Perdo­nada, Agustina se casa con su primo Fritz; el remordimiento sugiere, en cambio, al pobre Lauffer una idea alocada; para cas­tigarse de los excesos de sensualidad que llevaron a tan tristes consecuencias a su amada, destruye su virilidad, con la apro­bación de su maestro Wenceslao, que de este modo ve resuelta, de una vez para siem­pre, en una renuncia radical, la cuestión de las tentaciones carnales. Pero se equivoca, ya que Lauffer, en cuanto da con una linda muchacha, Lisa, modelo de ingenuidad, a pesar de todo, se casa con ella.

En este drama no solamente la libertad del «Sturm und Drang» (v.) llega al paroxismo, sino que también se resiente del desequilibrio del autor.

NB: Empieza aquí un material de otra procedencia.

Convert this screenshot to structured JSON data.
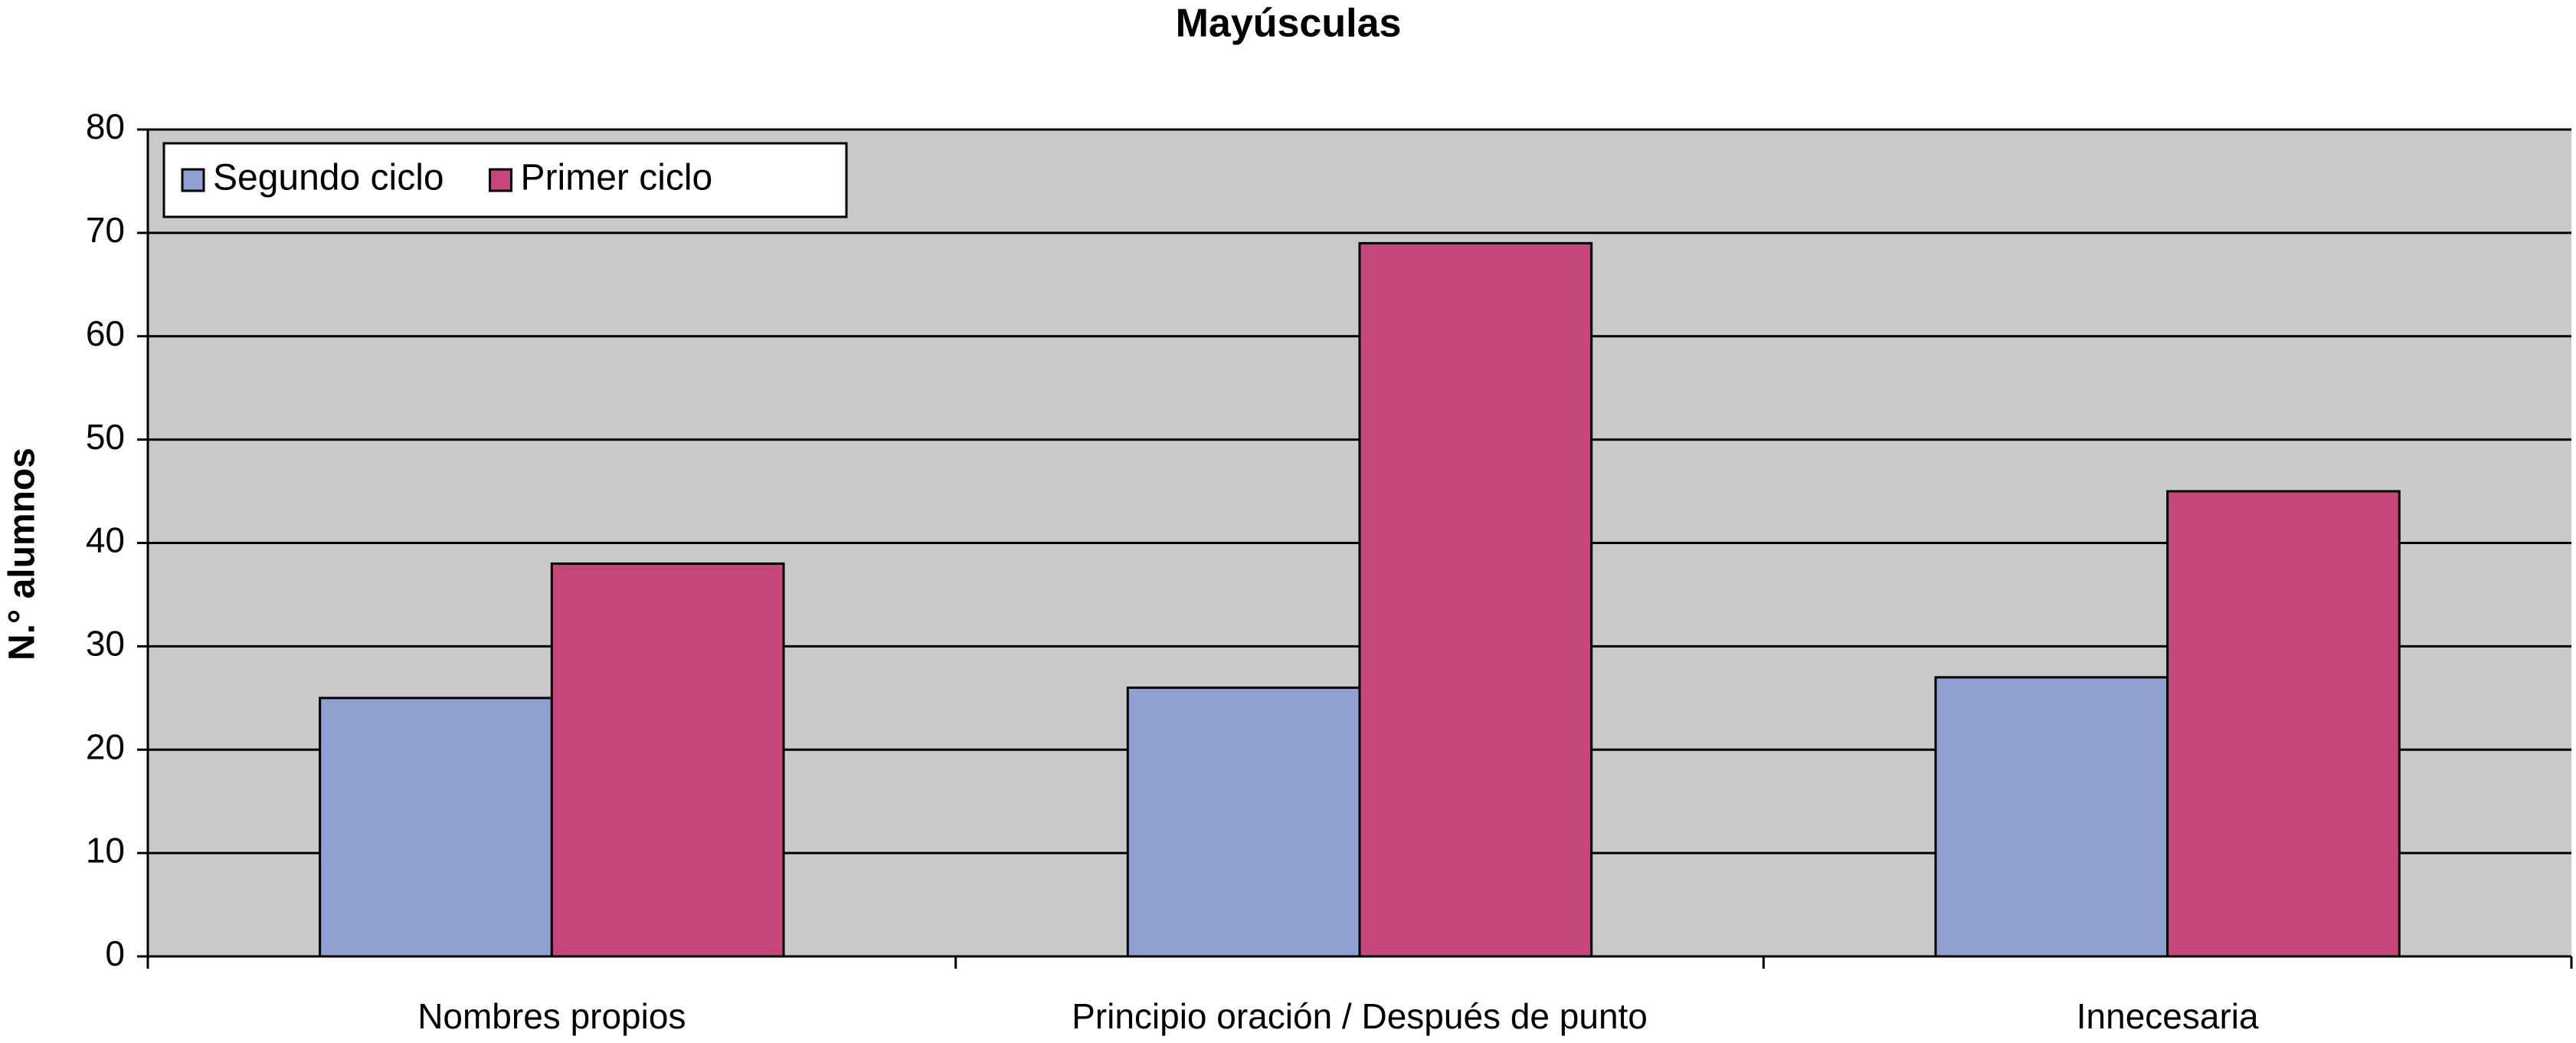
{
  "chart_data": {
    "type": "bar",
    "title": "Mayúsculas",
    "y_label": "N.° alumnos",
    "categories": [
      "Nombres propios",
      "Principio oración / Después de punto",
      "Innecesaria"
    ],
    "series": [
      {
        "name": "Segundo ciclo",
        "color": "#8fa0d1",
        "values": [
          25,
          26,
          27
        ]
      },
      {
        "name": "Primer ciclo",
        "color": "#c5467b",
        "values": [
          38,
          69,
          45
        ]
      }
    ],
    "ylim": [
      0,
      80
    ],
    "yticks": [
      0,
      10,
      20,
      30,
      40,
      50,
      60,
      70,
      80
    ],
    "grid": true,
    "legend": "upper left"
  }
}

La escena, que cambia dos o tres veces en cada acto, hizo caer a los contemporáneos en el error de atribuir la anónima comedia a Goethe, craso e incomprensible error, ya que la analogía con el Goetz de Berlichingen (v.) se reduce al abandono de las reglas de la unidad; muy distinta es, en cambio, la marcha del drama, que presenta una ingenuidad y una falta de habilidad que de ningún modo pueden atri­buirse al gran poeta.